I think dark matter is an awful explanation for an explanation of the "missing matter" problem. We can't see it? Oh it must be invisible?!? Lame.

I have another idea and it is much more simple. It starts with the basic question: What if the gravitational effects come from beyond the edge of our universe?

A couple of points of evidence and a concept appropriated from astronomy:

  1. The predicted gravitational effect of the predicted amount of matter in the universe does not match the measured gravitational effect.
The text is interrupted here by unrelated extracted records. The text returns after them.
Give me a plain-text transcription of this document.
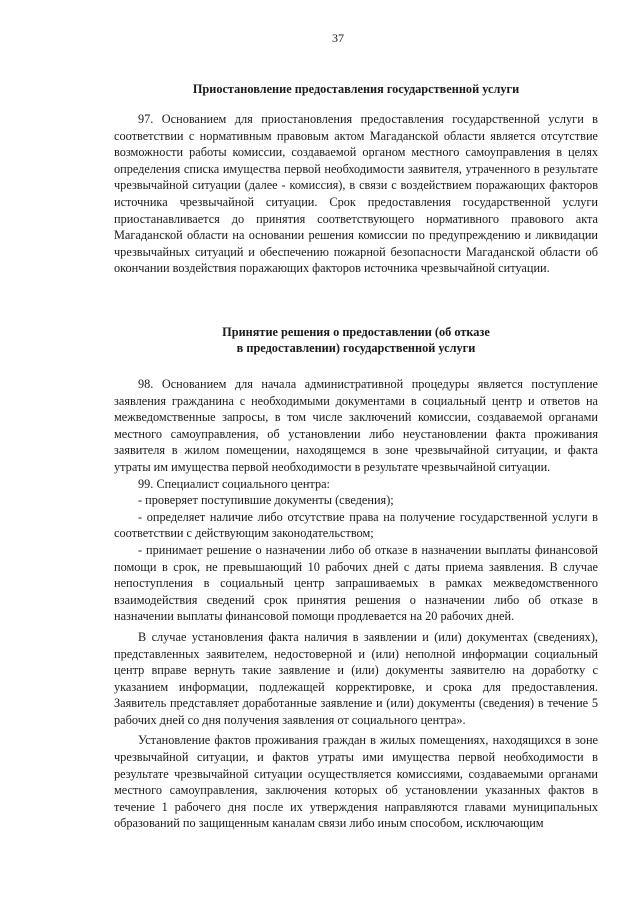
37
Приостановление предоставления государственной услуги

97. Основанием для приостановления предоставления государственной услуги в соответствии с нормативным правовым актом Магаданской области является отсутствие возможности работы комиссии, создаваемой органом местного самоуправления в целях определения списка имущества первой необходимости заявителя, утраченного в результате чрезвычайной ситуации (далее - комиссия), в связи с воздействием поражающих факторов источника чрезвычайной ситуации. Срок предоставления государственной услуги приостанавливается до принятия соответствующего нормативного правового акта Магаданской области на основании решения комиссии по предупреждению и ликвидации чрезвычайных ситуаций и обеспечению пожарной безопасности Магаданской области об окончании воздействия поражающих факторов источника чрезвычайной ситуации.

Принятие решения о предоставлении (об отказе
в предоставлении) государственной услуги

98. Основанием для начала административной процедуры является поступление заявления гражданина с необходимыми документами в социальный центр и ответов на межведомственные запросы, в том числе заключений комиссии, создаваемой органами местного самоуправления, об установлении либо неустановлении факта проживания заявителя в жилом помещении, находящемся в зоне чрезвычайной ситуации, и факта утраты им имущества первой необходимости в результате чрезвычайной ситуации.

99. Специалист социального центра:

- проверяет поступившие документы (сведения);

- определяет наличие либо отсутствие права на получение государственной услуги в соответствии с действующим законодательством;

- принимает решение о назначении либо об отказе в назначении выплаты финансовой помощи в срок, не превышающий 10 рабочих дней с даты приема заявления. В случае непоступления в социальный центр запрашиваемых в рамках межведомственного взаимодействия сведений срок принятия решения о назначении либо об отказе в назначении выплаты финансовой помощи продлевается на 20 рабочих дней.

В случае установления факта наличия в заявлении и (или) документах (сведениях), представленных заявителем, недостоверной и (или) неполной информации социальный центр вправе вернуть такие заявление и (или) документы заявителю на доработку с указанием информации, подлежащей корректировке, и срока для предоставления. Заявитель представляет доработанные заявление и (или) документы (сведения) в течение 5 рабочих дней со дня получения заявления от социального центра».

Установление фактов проживания граждан в жилых помещениях, находящихся в зоне чрезвычайной ситуации, и фактов утраты ими имущества первой необходимости в результате чрезвычайной ситуации осуществляется комиссиями, создаваемыми органами местного самоуправления, заключения которых об установлении указанных фактов в течение 1 рабочего дня после их утверждения направляются главами муниципальных образований по защищенным каналам связи либо иным способом, исключающим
In other words the measured gravitational effects (i.e. how fast and where galaxies are moving) predicts a massively larger amount of matter in the universe.
  2. The universe is expanding outward but not at the same speed in all directions.
  3. Our solar system's heliopause.

For those that don't know, the heliopause is a sort of sheath or cloud that surrounds our solar system. It is created by interactions between matter, the solar wind, the interstellar wind, etc. You can read about it here.

It is roughly comet shaped because the sun traveling through the universe is compressing this cloud in the direction of travel and stretching it out going the other way.

Now, if you imagine this on the scale of our entire universe in the same way, all the matter and stars and galaxies and such are surrounded by a cloud (what we call the edge of our universe) and whisking through space. To be clear I know all our galaxies have their own unique vector but I think they the entire universe is moving on its own vector and is superimposed much like our sun's vector is superimposed on the Milky Way's vector. Let's call these Local Universes and our universe is one of them.

So how does this solve point 1 and 2 above? Well if you imagine all the matter in our universe is not contained in a single Local Universe but in actuality our universe is really much, much larger and FULL of Local Universes. Each with massive amounts of matter (but none of this dark matter stuff) and each exerting a net gravitational effect on other Local Universes.

The result is that all this tugging would pull or stretch apart the matter (e.g. galaxies, etc.) inside a Local Universe and because there is no reason to assume they would be distributed through space equally it accounts for the uneven expansion of our universe. The number of Local Universes in the Global Universe can be calculated by assuming that the "missing" matter comes from these Local Universes.

This theory is not well-baked for the following reasons:

  • I'm not sure if we've studied the edge of our universe. What it's made of. The break down or time and space? Or just a particle cloud made out of the same shit as the rest of the universe?
  • Is this compatible with our knowledge of the big bang? Could be big bang theory be updated, broken or does it completely disprove this theory?
  • Does our gravitational models/theories prove that the gravitational effects absolutely come from within our universe? Could it come from outside our universe? Or can a bunch of Local Universe's exert enough pull?

I would love for someone to model this and at least establish its potential.